Earlier this year, just weeks before New York City recorded its first COVID-19 infection, the City Council passed a bill outlawing the practice of retailers and food establishments refusing to accept cash. Enforcement is set to begin this November. But like so much else, the pandemic has thrown the new law up in the air; businesses everywhere are worried about the possible transmission of the virus on banknotes, even if the science is inconclusive.

New York City followed in the footsteps of San Francisco, whose Board of Supervisors voted to outlaw cashless stores last year. In San Francisco, the cashless store model goes hand in hand with another worrying trend for immigrants and the service worker underclass: the (almost) entirely staff-less restaurant. That such automation of previously human work is taking root in techno-utopian San Francisco is no coincidence.

Last year Amazon opened its first Go concept store in New York City, which also happened to be the first of its 11 locations to accept cash. The New York Times article covering Amazon’s New York City opening interviewed a handful of shoppers who said they were concerned about the impact of the cashierless model on the city’s mom-and-pop businesses, especially its ubiquitous bodegas.

That concern is a reminder of another outcry back in 2017 regarding the debut of a souped-up vending machine calling itself Bodega that aims to replace your neighborhood corner store by stocking essentials like Oreos and tampons. So when disrupting an analog institution isn’t enough, do it with an appropriation of the immigrant culture that created it. (That venture, though extant, has since rebranded.)

The bodega, besides being both employer of and vital food supplier to New York’s vulnerable, is a key social space in almost every neighborhood in the city. It’s where harried commuters grab their bacon, egg & cheese in the morning, kids scramble loudly for candy after school, and immigrant workers bond over beers after work.

I don’t see vending machines or cashier-free stores making this business model obsolete overnight, but the old-fashioned corner store is a democratic space in a way that cashless eateries decidedly are not. And in big cities where low income residents consistently overrepresent in public health outcomes like asthma, diabetes and obesity, to restrict healthy eating options to the well-off is not only exclusionary, it’s perpetuating a crisis of health inequality.

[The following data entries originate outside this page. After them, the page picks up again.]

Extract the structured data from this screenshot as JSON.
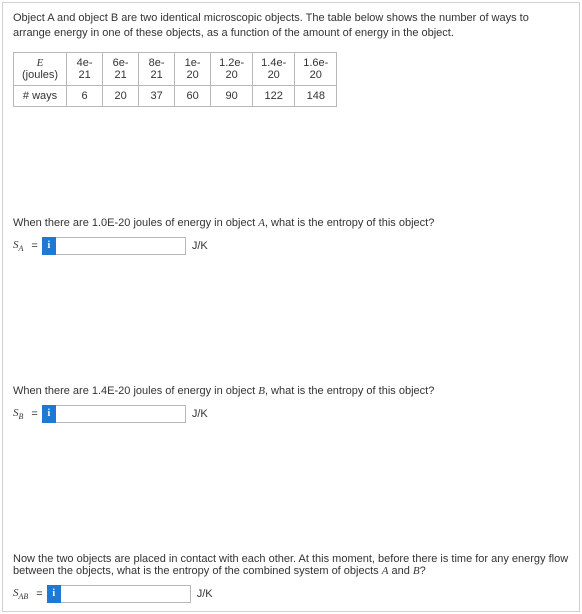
{
  "intro": "Object A and object B are two identical microscopic objects. The table below shows the number of ways to arrange energy in one of these objects, as a function of the amount of energy in the object.",
  "table": {
    "row1_label_line1": "E",
    "row1_label_line2": "(joules)",
    "row2_label": "# ways",
    "cols": [
      {
        "e1": "4e-",
        "e2": "21",
        "w": "6"
      },
      {
        "e1": "6e-",
        "e2": "21",
        "w": "20"
      },
      {
        "e1": "8e-",
        "e2": "21",
        "w": "37"
      },
      {
        "e1": "1e-",
        "e2": "20",
        "w": "60"
      },
      {
        "e1": "1.2e-",
        "e2": "20",
        "w": "90"
      },
      {
        "e1": "1.4e-",
        "e2": "20",
        "w": "122"
      },
      {
        "e1": "1.6e-",
        "e2": "20",
        "w": "148"
      }
    ]
  },
  "q1": {
    "text_pre": "When there are 1.0E-20 joules of energy in object ",
    "obj": "A",
    "text_post": ", what is the entropy of this object?",
    "var": "S",
    "sub": "A",
    "eq": "=",
    "badge": "i",
    "unit": "J/K"
  },
  "q2": {
    "text_pre": "When there are 1.4E-20 joules of energy in object ",
    "obj": "B",
    "text_post": ", what is the entropy of this object?",
    "var": "S",
    "sub": "B",
    "eq": "=",
    "badge": "i",
    "unit": "J/K"
  },
  "q3": {
    "text_line1": "Now the two objects are placed in contact with each other. At this moment, before there is time for any energy flow between the objects, what is the entropy of the combined system of objects ",
    "objA": "A",
    "and": " and ",
    "objB": "B",
    "qmark": "?",
    "var": "S",
    "sub": "AB",
    "eq": "=",
    "badge": "i",
    "unit": "J/K"
  },
  "style": {
    "badge_bg": "#1f78d1",
    "border": "#b8b8b8",
    "text": "#333333"
  }
}
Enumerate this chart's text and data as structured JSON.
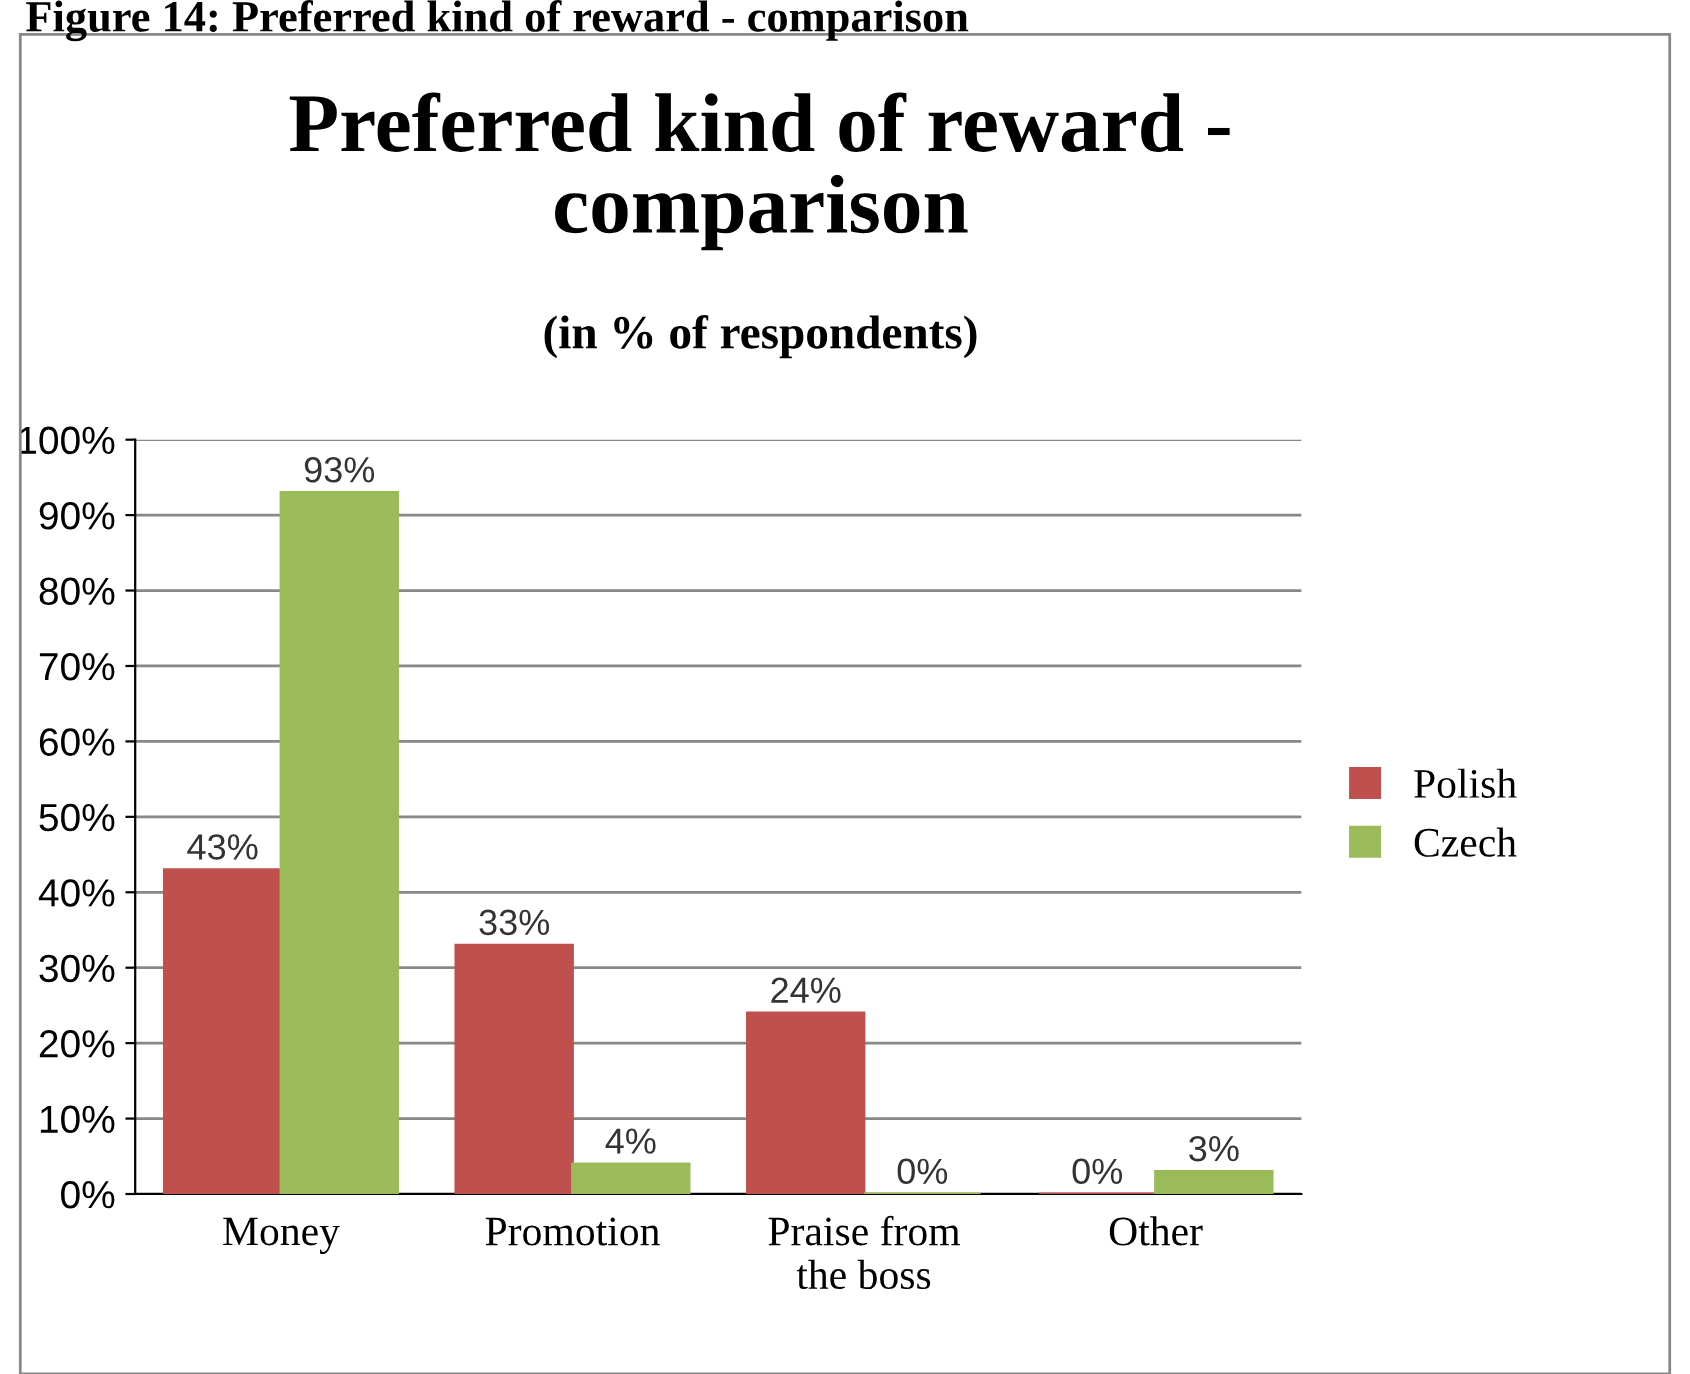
{
  "chart_data": {
    "type": "bar",
    "title": "Preferred kind of reward - comparison",
    "subtitle": "(in % of respondents)",
    "annotations": [
      "Figure 14: Preferred kind of reward - comparison"
    ],
    "categories": [
      "Money",
      "Promotion",
      "Praise from the boss",
      "Other"
    ],
    "series": [
      {
        "name": "Polish",
        "color": "#c0504d",
        "values": [
          43,
          33,
          24,
          0
        ],
        "value_labels": [
          "43%",
          "33%",
          "24%",
          "0%"
        ]
      },
      {
        "name": "Czech",
        "color": "#9bbb59",
        "values": [
          93,
          4,
          0,
          3
        ],
        "value_labels": [
          "93%",
          "4%",
          "0%",
          "3%"
        ]
      }
    ],
    "ylim": [
      0,
      100
    ],
    "yticks": [
      {
        "value": 0,
        "label": "0%"
      },
      {
        "value": 10,
        "label": "10%"
      },
      {
        "value": 20,
        "label": "20%"
      },
      {
        "value": 30,
        "label": "30%"
      },
      {
        "value": 40,
        "label": "40%"
      },
      {
        "value": 50,
        "label": "50%"
      },
      {
        "value": 60,
        "label": "60%"
      },
      {
        "value": 70,
        "label": "70%"
      },
      {
        "value": 80,
        "label": "80%"
      },
      {
        "value": 90,
        "label": "90%"
      },
      {
        "value": 100,
        "label": "100%"
      }
    ],
    "grid": "y",
    "legend": "right"
  }
}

The coronavirus pandemic has brought this inequality into stark relief. Not only are low-income Americans more likely to die of COVID-19, they’re much more likely to face food insecurity as a result of the ensuing economic contraction, especially since federal help dried up over the summer. But the pandemic has also sparked some encouraging food trends—and I’m not talking about sourdough starter or banana bread. Diners have become much more enthusiastic about supporting their local mom-and-pop establishments, and mutual aid groups have sprouted up to collect and distribute food to the neediest. As horrendous as COVID-19 has been, it might at least be encouraging us to have more honest discussions about who gets to benefit from healthy food and healthcare access. No amount of green could buy that.

-
Alexander McQuilkin is a full-time bureaucrat in New York City’s housing agency, and a part-time writer and wino.